Hubo algo desconcertante por inusual en la imperiosa personalidad de Rosa Chacel (Valladolid, 1898-Madrid, 1994), una escritora que compartió el destino de tantos intelectuales de su generación, la de los felices años veinte, la República y el exilio, y que representó como ninguno la fidelidad a un proyecto literario hecho de exigentes búsquedas formales e inmersión en la intrincada conciencia humana. Así lo había predicado José Ortega y Gasset en La deshumanización del arte e Ideas sobre la novela (1925) en perfecta consonancia con los rumbos de la narrativa internacional de aquel momento y así lo asumió la escritora cuando, en Italia, donde estuvo entre 1922 y 1927, escribió su primera novela, Estación. Ida y vuelta (1930).

Había viajado a Roma acompañando a su esposo el pintor Timoteo Pérez Rubio, pensionado en la Academia de España, al que había conocido en la Escuela de Bellas Artes de San Fernando, siendo ella estudiante de escultura entre 1916 y 1918. Instalada en la capital italiana, tuvo noticia de la fundación de Revista de Occidente en 1923, de los citados ensayos orteguianos sobre el arte moderno y del impulso que la narrativa joven recibió con la colección «Nova Novorum» inaugurada en 1926 con dos libritos de Pedro Salinas y Benjamín Jarnés. La escritora resolvió formar parte de esa aventura estética aun en la distancia y, desde el otoño de 1927, ya de vuelta en Madrid, podrá hacerlo personalmente. Es entonces cuando se vincula de manera más directa al círculo intelectual de Ortega, publicando excelentes relatos («Chinina Migone» y «Juego de las dos esquinas») en Revista de Occidente. Cuando Ortega, defraudado del experimentalismo antinarrativo de los jóvenes, decide promover el conocimiento de las grandes figuras hispánicas del siglo XIX en una serie de biografías —y de paso obligar a los narradores vanguardistas a entrar en la vía del relato de acciones ordenado y progresivo—, encarga a Rosa Chacel la biografía de Teresa Mancha, la amante de José de Espronceda sobre la que apenas se tenían datos fehacientes. El primer capítulo vio la luz en 1929, pero el libro quedaría inédito en 1936 y no se publicaría hasta 1941 en Argentina.

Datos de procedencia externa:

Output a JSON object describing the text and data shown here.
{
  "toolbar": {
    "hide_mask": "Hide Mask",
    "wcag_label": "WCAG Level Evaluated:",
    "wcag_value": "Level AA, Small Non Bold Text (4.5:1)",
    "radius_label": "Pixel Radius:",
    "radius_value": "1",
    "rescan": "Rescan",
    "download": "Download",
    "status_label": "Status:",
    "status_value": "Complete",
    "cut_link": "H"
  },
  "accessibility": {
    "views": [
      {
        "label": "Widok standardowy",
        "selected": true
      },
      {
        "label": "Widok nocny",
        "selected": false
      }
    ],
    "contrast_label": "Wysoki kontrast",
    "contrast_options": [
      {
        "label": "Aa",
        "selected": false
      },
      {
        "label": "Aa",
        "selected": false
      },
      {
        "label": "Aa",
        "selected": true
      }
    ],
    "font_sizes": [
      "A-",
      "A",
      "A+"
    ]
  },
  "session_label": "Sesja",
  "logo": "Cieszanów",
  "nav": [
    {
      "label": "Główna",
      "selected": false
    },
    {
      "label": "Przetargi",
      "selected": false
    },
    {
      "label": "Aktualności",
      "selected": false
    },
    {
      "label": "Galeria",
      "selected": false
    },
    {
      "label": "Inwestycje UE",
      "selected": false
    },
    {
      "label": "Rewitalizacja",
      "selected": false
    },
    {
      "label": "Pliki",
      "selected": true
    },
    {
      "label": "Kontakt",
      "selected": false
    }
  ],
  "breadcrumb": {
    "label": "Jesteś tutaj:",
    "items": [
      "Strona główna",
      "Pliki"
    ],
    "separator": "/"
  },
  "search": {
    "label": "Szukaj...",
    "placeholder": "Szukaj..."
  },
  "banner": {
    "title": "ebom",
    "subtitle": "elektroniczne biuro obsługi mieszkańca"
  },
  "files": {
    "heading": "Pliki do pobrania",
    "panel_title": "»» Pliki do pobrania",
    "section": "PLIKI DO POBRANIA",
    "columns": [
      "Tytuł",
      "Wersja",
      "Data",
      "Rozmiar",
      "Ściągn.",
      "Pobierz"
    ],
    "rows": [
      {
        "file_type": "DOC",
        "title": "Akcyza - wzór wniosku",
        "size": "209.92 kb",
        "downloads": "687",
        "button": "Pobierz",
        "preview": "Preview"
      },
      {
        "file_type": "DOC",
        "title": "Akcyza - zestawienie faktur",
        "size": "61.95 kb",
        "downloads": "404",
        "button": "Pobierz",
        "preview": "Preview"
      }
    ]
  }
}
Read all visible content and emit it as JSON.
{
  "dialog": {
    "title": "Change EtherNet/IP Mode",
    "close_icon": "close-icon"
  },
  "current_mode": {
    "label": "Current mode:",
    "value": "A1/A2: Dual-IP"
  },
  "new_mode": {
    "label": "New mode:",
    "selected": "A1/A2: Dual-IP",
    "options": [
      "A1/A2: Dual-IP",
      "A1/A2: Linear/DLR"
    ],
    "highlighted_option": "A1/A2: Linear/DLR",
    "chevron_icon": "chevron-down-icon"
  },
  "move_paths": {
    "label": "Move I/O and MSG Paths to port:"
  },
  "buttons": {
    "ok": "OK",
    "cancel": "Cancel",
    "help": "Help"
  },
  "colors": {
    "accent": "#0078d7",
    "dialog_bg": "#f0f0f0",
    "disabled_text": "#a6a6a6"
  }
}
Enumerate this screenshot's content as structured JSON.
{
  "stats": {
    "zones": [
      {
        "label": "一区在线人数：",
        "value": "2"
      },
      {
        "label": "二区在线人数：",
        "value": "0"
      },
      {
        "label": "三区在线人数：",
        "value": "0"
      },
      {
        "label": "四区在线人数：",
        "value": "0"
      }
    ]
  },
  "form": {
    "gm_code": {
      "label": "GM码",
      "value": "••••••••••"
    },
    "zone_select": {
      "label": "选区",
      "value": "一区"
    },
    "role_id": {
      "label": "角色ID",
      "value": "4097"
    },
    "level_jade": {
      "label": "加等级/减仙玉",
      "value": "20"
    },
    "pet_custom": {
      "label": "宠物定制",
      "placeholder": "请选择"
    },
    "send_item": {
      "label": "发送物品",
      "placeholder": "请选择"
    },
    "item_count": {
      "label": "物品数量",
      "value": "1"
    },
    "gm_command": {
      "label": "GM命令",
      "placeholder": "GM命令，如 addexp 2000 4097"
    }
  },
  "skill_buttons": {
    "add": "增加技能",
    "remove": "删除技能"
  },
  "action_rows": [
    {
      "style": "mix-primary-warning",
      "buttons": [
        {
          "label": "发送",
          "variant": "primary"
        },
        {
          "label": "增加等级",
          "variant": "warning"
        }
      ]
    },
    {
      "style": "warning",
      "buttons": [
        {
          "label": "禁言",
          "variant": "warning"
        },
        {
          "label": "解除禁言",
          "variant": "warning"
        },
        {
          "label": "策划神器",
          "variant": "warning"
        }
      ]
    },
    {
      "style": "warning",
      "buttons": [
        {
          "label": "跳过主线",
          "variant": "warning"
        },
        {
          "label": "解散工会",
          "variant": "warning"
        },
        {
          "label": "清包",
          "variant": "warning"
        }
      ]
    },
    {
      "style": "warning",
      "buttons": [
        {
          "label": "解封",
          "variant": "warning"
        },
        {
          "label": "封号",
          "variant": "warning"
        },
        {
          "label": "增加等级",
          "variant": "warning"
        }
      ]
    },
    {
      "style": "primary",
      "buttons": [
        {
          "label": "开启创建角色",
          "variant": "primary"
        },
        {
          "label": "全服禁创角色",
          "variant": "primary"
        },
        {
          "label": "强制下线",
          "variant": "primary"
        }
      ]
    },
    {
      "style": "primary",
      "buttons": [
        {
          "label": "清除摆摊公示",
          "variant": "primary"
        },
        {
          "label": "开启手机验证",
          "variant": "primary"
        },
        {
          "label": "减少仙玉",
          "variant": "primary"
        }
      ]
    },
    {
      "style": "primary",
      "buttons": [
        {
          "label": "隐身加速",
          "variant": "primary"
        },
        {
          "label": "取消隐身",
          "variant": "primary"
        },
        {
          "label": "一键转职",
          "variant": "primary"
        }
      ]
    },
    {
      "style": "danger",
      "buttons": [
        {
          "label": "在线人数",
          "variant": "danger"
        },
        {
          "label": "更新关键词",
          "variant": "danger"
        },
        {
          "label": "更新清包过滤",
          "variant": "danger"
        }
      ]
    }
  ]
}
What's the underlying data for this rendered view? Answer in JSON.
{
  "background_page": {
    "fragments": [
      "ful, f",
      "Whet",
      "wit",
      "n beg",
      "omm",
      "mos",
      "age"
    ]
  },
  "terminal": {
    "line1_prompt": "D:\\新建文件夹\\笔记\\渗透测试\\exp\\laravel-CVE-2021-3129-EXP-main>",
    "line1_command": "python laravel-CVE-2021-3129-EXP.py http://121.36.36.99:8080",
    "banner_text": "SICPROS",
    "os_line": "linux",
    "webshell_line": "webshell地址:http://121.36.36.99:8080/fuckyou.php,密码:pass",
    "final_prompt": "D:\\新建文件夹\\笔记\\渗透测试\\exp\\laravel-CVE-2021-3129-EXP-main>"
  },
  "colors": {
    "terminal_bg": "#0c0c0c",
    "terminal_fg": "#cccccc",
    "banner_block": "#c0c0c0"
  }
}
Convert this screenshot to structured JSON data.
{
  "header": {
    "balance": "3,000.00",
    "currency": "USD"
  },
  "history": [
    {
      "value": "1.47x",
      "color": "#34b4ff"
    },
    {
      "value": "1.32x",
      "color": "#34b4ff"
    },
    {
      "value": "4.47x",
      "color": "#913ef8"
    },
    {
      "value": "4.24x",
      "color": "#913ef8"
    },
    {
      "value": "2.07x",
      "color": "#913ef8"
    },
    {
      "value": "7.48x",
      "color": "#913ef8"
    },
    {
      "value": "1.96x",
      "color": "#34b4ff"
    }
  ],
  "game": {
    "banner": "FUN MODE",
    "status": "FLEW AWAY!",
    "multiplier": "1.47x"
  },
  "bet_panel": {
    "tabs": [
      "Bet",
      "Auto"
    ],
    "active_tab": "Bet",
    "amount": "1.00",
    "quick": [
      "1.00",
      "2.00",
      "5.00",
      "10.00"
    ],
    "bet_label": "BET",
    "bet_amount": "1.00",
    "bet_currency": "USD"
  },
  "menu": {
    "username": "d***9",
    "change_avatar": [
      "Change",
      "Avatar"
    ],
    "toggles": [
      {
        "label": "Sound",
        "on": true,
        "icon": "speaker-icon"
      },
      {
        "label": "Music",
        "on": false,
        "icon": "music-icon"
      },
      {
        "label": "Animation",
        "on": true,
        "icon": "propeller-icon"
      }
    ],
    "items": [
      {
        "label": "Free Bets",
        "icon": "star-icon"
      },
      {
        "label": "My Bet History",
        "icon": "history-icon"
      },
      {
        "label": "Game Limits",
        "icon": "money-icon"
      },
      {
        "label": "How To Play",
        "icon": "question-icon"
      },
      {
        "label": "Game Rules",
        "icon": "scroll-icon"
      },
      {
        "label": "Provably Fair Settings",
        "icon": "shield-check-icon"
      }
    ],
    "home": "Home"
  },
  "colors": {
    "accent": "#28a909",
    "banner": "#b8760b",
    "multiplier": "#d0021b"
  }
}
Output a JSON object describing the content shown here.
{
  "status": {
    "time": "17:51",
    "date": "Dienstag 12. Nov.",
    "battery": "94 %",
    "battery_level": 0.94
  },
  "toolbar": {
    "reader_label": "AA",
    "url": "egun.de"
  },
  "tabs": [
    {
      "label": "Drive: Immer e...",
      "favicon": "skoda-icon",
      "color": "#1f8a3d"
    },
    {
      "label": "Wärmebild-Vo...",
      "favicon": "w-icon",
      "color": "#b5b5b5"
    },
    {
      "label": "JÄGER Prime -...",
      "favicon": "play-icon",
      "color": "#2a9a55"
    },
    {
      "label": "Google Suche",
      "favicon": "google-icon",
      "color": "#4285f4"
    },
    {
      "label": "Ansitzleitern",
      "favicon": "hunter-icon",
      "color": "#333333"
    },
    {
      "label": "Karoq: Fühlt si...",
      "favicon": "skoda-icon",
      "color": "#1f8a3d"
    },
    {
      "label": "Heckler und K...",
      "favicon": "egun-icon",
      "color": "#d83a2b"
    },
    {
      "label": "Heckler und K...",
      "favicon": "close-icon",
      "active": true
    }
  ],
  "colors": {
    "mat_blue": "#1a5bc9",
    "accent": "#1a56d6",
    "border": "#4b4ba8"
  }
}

De la combinación de las disquisiciones de Ortega sobre lo que había de ser la novela futura con la lectura del Retrato del artista adolescente de James Joyce traducido por Dámaso Alonso, la narrativa erizada de greguerías de Ramón Gómez de la Serna y las Obras de Sigmund Freud surgieron tanto su primera novela, Estación. Ida y vuelta (1930), como su particular concepción teórica del género. La novela no debía continuar describiendo lo que plasma mejor la fotografía o el cine, por ejemplo el paisaje o el aspecto de los personajes, sino que debía emboscarse en la interioridad de la psicología humana y, especialmente, en las mentes excéntricas u originales, las que Ortega llamó «psicologías interesantes». El principal cometido, pues, del género radica en construir con el máximo pormenor el universo mental de un individuo, lo que expulsa del texto novelístico no solo la descripción sino también, en cierto modo, la narración. El argumento pasa a tener una importancia muy secundaria y se reduce a mero pretexto para las lucubraciones (a veces prolijas y farragosas) del narrador. Junto a la indagación en el pensamiento oceánico de los personajes, lo que cobra preeminencia es la estructura y las técnicas narrativas mediante las que se presentan y manipulan los acontecimientos.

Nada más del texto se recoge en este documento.